Setelah Kanjeng Nabi memilih tinggal di rumah Abu Ayyub, rumah itu menjadi markas perhatian seluruh penduduk Madinah, baik Muhajirin maupun Anshar. Mereka berdatangan untuk menimba ilmu, menyimak Alquran, mendengarkan perintah-perintah beliau, dan meraup apa saja yang bermanfaat dari beliau.
Orang pertama yang mengetuk pintu rumah Abu Ayyub al-Anshari untuk bertamu kepada Rasulullah adalah seorang pemuda pendiam, indah perangai, dan lembut penampilan. Pemuda yang kelak menorehkan pengaruh besar dalam sejarah Islam. Ia membawa mangkuk berisi roti berkuah susu dan minyak samin. Ia lalu menyajikannya tepat di hadapan Nabi.
“Ini kiriman ibu, Kanjeng Nabi.” Berbinar wajah Nabi, tersenyum pada anak muda itu, lalu mendoakannya, “Semoga Gusti Allah memberkahimu, Kang!”
Allah benar-benar memberkahi pemuda yang kelak dikenal dengan Zaid bin Tsabit itu. la terbilang sahabat agung dan ulung. Hidupnya terutama diabdikan untuk Alquran, pengabdian yang dianugerahkan Allah tanpa cacat. (Baca tulisan menarik: Para Perempuan Penulis Nabi)
Tak kurang dari tiga atau empat mangkuk makanan setiap hari diantarkan oleh sahabat Anshar kepada Nabi dengan tulus dan penuh cinta. Nabi pun menerimanya; dimakan sedikit lalu beliau mengundang orang orang di sekitarnya.
Bahkan, Abu Ayyub sendiri selaku tuan rumah yang punya lebih banyak peluang melayani Nabi-harus bersaing ketat dengan yang lain untuk menjamu beliau. Semua berebut berkah. Sampai-sampai, begitu Nabi mengangkat tangan untuk makan, piring di bawahnya langsung ditarik oleh Abu Ayyub, ia jumput makanan itu tepat pada bekas jari-jari beliau, lalu ia makan.
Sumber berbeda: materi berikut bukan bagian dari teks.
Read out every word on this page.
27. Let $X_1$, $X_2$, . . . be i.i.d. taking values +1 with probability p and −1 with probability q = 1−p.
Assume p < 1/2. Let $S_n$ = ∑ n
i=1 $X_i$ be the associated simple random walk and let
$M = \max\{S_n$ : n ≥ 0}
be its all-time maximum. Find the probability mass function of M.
Suatu hari, mangkok Abu Ayyub dikembalikan tanpa ada bekas sentuhan Nabi barang sesuap pun. la kaget, hatinya disambar sebersit tanda tanya: Apakah hati Nabi sudah berubah hingga menolak makanannya?
Lalu Cepat-cepat Abu Ayyub mendatangi Nabi dan berkata, “Wahai Rasulallah, demi ayahku, Engkau, dan ibuku, kenapa kaukembalikan makan malam tanpa kulihat ada bekas tanganmu?”
Dengan lembut Nabi memberi pengertian bahwa beliau sama sekali tidak membenci makanan itu. Tidak pula ada masalah dengan sang tuan rumah. Beliau bersabda,
“Aku mencium bau bawang pada makanan itu, Kang. Karena statusku penerima wahyu, aku khawatir (bau itu) akan mengganggu penjaga wahyu. Kalau kalian, makanlah!”
Nabi tinggal di rumah Abu Ayyub sekitar tujuh bulan. Dalam jenjang itu beliau mengutus orang ke Makkah untuk menjemput keluarganya yang tertinggal; istri beliau, Saudah binti Zam’ah dan Aisyah binti Abu Bakar; dua putri beliau, Ummu Kultsum dan Fathimah.
Sedangkan dua putri beliau yang lain bersama suami mereka masing-masing; Zainab bersama Abul ‘Ash yang masih syirik, dan Ruqayyah bersama Ustman ibnu ‘Affan. Ikut juga bersama mereka Ummu Aiman, Barakah, Zaid ibn Haritsah, dan sejumlah orang yang tak tahan memendam rindu berjumpa dengan Rasulullah.
Dari rumah Abu Ayyub Nabi menyusun rencana untuk membangun masjid yang kelak menjadi salah satu dari tiga masjid yang dianjurkan beliau untuk dikunjungi meski dengan cara susah payah. Bersisian dengan masjid dibangun pula bilik-bilik istri Nabi. Begitu semua rampung, beliau segera pindah ke kediaman baru.